Reflecting on my first semester here in Calgary, Canada, I can rightfully vouch for the good times many students have whilst away. I’ve met some of the most interesting and fascinating people, skied down some of the gnarliest slopes in the Rocky Mountains and skated on the fastest ice in the world. All in all, the first semester has been a whirlwind. Yet, as a pre-warning for you imminent wanderers, it isn’t always as smooth as it looks.
The academic experience can be exciting and refreshing. For many, the choice to study abroad presents itself as a method of escapism. As an escape from the Oxford Road commute or the Main Library, Blue 2 study spaces. For me, the opportunity to study 50 per cent of my year in any subject of my choice has been an eye opener. But there certainly has been no escape from the anxieties of final exams or squeezing in coursework submissions. On top of this, any day spent in the library can feel like a missed opportunity to be out in the mountains or taking a trip to see fellow Manchester students in Canada or the USA. To put it frankly, it can be hard to write an essay on the failures of contemporary North American politics, when you’ve just seen that a Manchester student has para-glided over the golden east coast of Australia.

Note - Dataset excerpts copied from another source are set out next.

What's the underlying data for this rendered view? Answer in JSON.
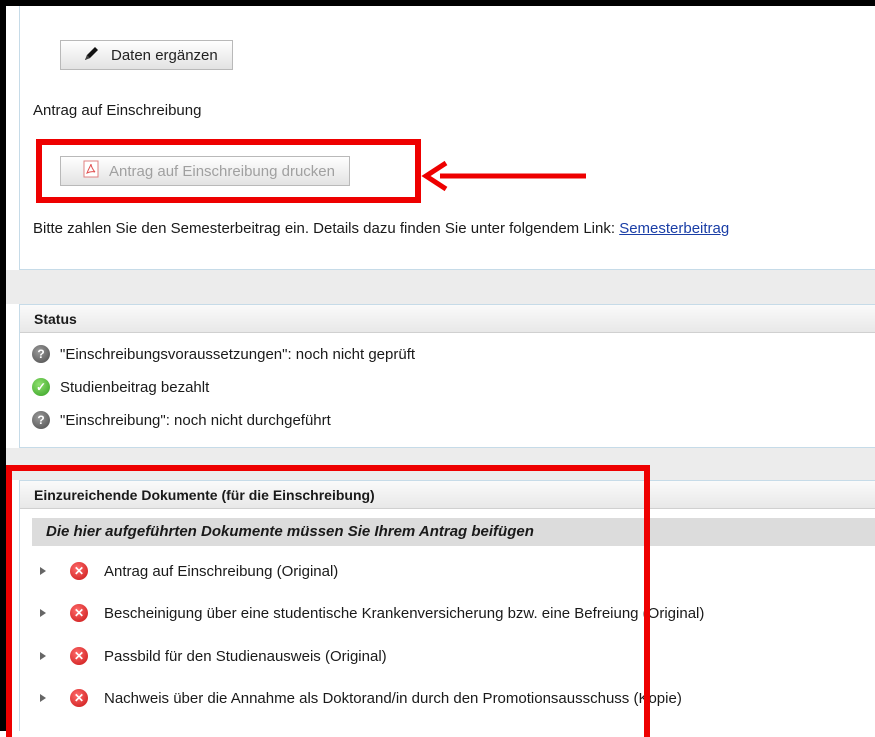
{
  "top_panel": {
    "edit_button_label": "Daten ergänzen",
    "application_label": "Antrag auf Einschreibung",
    "print_button_label": "Antrag auf Einschreibung drucken",
    "print_button_state": "disabled",
    "payment_text": "Bitte zahlen Sie den Semesterbeitrag ein. Details dazu finden Sie unter folgendem Link: ",
    "payment_link": "Semesterbeitrag"
  },
  "status_panel": {
    "header": "Status",
    "items": [
      {
        "icon": "question-icon",
        "text": "\"Einschreibungsvoraussetzungen\": noch nicht geprüft"
      },
      {
        "icon": "check-icon",
        "text": "Studienbeitrag bezahlt"
      },
      {
        "icon": "question-icon",
        "text": "\"Einschreibung\": noch nicht durchgeführt"
      }
    ]
  },
  "documents_panel": {
    "header": "Einzureichende Dokumente (für die Einschreibung)",
    "subheader": "Die hier aufgeführten Dokumente müssen Sie Ihrem Antrag beifügen",
    "items": [
      {
        "status": "missing",
        "text": "Antrag auf Einschreibung (Original)"
      },
      {
        "status": "missing",
        "text": "Bescheinigung über eine studentische Krankenversicherung bzw. eine Befreiung (Original)"
      },
      {
        "status": "missing",
        "text": "Passbild für den Studienausweis (Original)"
      },
      {
        "status": "missing",
        "text": "Nachweis über die Annahme als Doktorand/in durch den Promotionsausschuss (Kopie)"
      }
    ]
  },
  "colors": {
    "highlight": "#ee0000",
    "link": "#1a3ea6",
    "ok": "#35a023",
    "error": "#c81414"
  }
}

And then things can get ugly. For me, this ugliness came in the form of a ruptured appendix the other week. It should be clear that when you are curled up on the floor of an emergency clinic in agonising pain, that things aren’t going so well. After having emergency surgery on a shattered and infected appendix, as well as spending several days in a 4-person recovery ward, I realised that it may have not been my best experience yet. But despite the post-surgical vomiting and uncontrollable bowel movements, I think it’s important to consider expectations.
Yes, a lot of your time away will most likely be enjoyable and exciting, but just be aware that sometimes things don’t work out. And that’s okay. Because when they don’t, there is no need to rush. Take your time to chill, look after yourself and the good times will be waiting just around the corner. Those gnarly slopes aren’t going anywhere fast.